080206 第二印象は漂流する [随想]

 1年あまり前、 「第一印象を収集する」 という日記を書いた。自分が人に与える第一印象を、転職まもない時期に同僚から意識的に聴取していくこの試みは、 「几帳面そう」 「落ち着いてる」 という、十二分に自覚している性質を再確認するだけの結果に終わった。

 当時の日記では触れなかったものの、歓迎会の席で浴びせられた次の言葉がある。

 「Ranaさんって、オタク?」

 ええと。

 返答に詰まっているうちにうやむやになり、話はヨソへ移ってしまった。はたして僕はどう答えればよかったのだろう。そりゃあインかアウトかで言えば趣味は思いっきりインに偏っているものの、 「オタクです」 と胸を張って言えるほどの特定の対象もそれに関する知識も、僕は持ち合わせていない。といって 「否」 と断言できるものでもないような。まあそれはいい。語義が曖昧ゆえ、もとより即答できる問いではない。問題は別にある。

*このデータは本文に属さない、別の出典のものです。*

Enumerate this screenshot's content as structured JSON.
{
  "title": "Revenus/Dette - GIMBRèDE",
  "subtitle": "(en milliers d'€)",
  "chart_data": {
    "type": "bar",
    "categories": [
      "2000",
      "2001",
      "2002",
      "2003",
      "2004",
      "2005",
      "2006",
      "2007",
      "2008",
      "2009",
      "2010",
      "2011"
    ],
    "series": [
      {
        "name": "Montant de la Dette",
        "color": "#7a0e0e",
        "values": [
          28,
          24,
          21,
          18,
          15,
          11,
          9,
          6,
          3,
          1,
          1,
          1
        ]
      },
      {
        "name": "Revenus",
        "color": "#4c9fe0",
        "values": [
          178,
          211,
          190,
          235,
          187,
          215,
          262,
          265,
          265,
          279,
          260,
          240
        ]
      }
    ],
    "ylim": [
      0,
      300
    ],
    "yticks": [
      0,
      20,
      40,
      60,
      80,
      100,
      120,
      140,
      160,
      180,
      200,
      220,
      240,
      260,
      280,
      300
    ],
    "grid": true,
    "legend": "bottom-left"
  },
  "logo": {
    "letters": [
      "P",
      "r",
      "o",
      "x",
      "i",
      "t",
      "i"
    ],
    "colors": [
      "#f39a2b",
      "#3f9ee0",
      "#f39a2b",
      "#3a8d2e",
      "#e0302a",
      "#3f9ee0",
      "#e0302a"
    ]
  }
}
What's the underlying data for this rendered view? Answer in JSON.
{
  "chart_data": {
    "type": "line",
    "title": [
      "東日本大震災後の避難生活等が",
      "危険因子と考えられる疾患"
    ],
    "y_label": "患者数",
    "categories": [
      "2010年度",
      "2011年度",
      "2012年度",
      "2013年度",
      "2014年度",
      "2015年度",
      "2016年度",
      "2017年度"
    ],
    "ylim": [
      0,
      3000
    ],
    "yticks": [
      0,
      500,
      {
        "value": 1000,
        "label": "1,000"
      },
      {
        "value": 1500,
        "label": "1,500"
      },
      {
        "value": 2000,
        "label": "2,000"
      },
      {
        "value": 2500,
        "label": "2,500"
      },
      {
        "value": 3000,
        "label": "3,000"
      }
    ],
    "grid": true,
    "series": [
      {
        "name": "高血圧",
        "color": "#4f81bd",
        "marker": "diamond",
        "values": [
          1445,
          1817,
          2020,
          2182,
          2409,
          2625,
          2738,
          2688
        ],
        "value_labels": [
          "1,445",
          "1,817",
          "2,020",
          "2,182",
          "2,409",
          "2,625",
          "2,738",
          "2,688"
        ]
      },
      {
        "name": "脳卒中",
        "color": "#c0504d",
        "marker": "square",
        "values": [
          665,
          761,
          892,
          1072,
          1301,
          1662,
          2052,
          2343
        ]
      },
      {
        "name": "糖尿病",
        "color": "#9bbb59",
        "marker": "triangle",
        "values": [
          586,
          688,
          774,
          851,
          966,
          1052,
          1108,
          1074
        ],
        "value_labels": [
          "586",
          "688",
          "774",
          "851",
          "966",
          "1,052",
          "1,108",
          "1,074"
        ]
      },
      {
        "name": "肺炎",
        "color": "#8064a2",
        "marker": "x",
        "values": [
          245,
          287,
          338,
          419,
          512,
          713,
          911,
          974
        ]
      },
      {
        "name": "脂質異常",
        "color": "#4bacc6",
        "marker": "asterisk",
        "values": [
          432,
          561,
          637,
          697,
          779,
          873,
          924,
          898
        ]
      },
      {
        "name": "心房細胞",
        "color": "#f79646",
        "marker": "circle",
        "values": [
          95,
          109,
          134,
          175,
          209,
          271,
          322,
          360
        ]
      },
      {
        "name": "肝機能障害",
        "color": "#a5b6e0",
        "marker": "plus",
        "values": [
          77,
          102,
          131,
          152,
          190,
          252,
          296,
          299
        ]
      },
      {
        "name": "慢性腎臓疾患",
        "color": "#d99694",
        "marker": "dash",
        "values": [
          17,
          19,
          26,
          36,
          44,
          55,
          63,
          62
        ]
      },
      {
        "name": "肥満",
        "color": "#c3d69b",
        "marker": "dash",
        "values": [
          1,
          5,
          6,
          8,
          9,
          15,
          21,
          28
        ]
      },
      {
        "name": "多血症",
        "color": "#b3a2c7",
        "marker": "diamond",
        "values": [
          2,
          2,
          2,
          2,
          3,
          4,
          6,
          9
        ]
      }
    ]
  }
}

 ほぼ初対面で、 「オタク?」 と疑問を抱かれるような風貌を、僕は備えているようだぞ。

 うすうす感づいてはいたけれども、ズバリ言及されると衝撃であった。 「オタクっぽさ」 の要素とは何だろう? 自分はそのうちの何を、どれくらい、備えているのだろう? しばし考え込んだのち、とりあえず僕はこの出来事を記憶の奥底に沈めることにした。月日を経て付き合いを重ねるにつれ、こんな不本意な第一印象は薄れ消えゆくだろうさ。 「オタクっぽく見えたけど、それほどでもないんだね」 という認識が広がるだろうさ。そう思っていた。

 しかし、つい先日、別の同僚から投げられた言葉がこれだ。

 「サブカルといえば、Ranaさんですよね」

 1年経っても変わってない。(※)

 おかしいな、サブカル嗜好を公言したことなんてないし、むしろサブカル方面には疎いほうだと思うのに。サブカルの代名詞ってどういうことさ。1年前に封印した記憶が甦ってしまったじゃないかどうしてくれる。

 初対面でも、長い付き合いを経ても、 「オタク」 「サブカル」 扱い。架せられた業のようなものを感じた次第である。

 

※ 「オタク文化」 = 「サブカル」 とくくる見方がある一方、両者を差異あるものと見なす向きもありますが ( 『ユリイカ』 2005年8月臨時増刊号) 、ひとまずそれは置いておきます。